Twig’s behaviors seem to be explained by a poorly integrated sensory system that is inhibiting his efforts to learn about his world. Children demonstrating similar behaviors describe various environmental stimuli (sensory input) such as light touch or even clothing tags as burning, hurtful, scary, feeling like “fight or flight”; deep touch as comforting, more easily felt.  Sometimes they may say they don’t notice what you or I may be intensely annoyed by, such as intermittent background noise. Adults who suffer with this issue say they “wish their skin could be removed”.  Children learning to function without innate integration of environmental stimuli operate with definite deficits. They are aided by a predictable world so learning, play and socialization can take place without the need to seek or avoid input.

Why didn’t someone else pick up on this?

Anyway, as it turns out, our health system refuses to provide us with further help, not even contacts for local groups.. because I have chosen to home school Twig. Of course I have, there’s no way he’d cope with starting school right now. Let alone the fact that the nearest placement turned out to be less than suitable. We were assured that Twig could have his own aide, during classtime. Further investigation revealed that this person was entirely unqualified, just some Joe off the streets.. which to me implies their job would be to keep him out of the way, again, while the ‘normal’ children got on with their edcuation.

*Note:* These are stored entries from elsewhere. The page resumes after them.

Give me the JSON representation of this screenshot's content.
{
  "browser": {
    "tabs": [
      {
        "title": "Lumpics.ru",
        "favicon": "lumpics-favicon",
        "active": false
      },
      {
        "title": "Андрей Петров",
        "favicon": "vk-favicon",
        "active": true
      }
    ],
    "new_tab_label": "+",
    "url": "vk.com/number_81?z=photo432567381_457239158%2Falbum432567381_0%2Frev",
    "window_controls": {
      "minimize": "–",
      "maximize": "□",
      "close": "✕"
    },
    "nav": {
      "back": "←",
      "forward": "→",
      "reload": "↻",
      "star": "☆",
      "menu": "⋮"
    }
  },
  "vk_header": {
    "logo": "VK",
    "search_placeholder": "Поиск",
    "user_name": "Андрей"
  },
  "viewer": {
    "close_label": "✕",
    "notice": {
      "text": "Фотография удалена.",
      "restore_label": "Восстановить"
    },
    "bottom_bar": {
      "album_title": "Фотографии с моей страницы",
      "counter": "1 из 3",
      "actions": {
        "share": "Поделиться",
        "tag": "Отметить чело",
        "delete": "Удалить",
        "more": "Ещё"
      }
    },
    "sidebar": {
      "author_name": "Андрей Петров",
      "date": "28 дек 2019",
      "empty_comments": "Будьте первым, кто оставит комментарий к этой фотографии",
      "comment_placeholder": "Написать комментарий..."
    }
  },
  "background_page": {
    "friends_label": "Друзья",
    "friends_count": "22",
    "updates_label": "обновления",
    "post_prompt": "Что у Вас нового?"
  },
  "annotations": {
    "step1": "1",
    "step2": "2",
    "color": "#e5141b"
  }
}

That’s not the experience of the world I want him to have.

To him, every day is an adventure. He doesn’t worry over what happened yesterday, or what might happen tomorrow. He doesn’t get self-conscious, or embarassed – you should hear him laugh – and everything is treated with the same amount of awe and wonder as it was last week. Now tell me.. if your kid was that happy, without fail.. would you conform to the demands to force him into the cookie-cutter ideal of ‘normal’?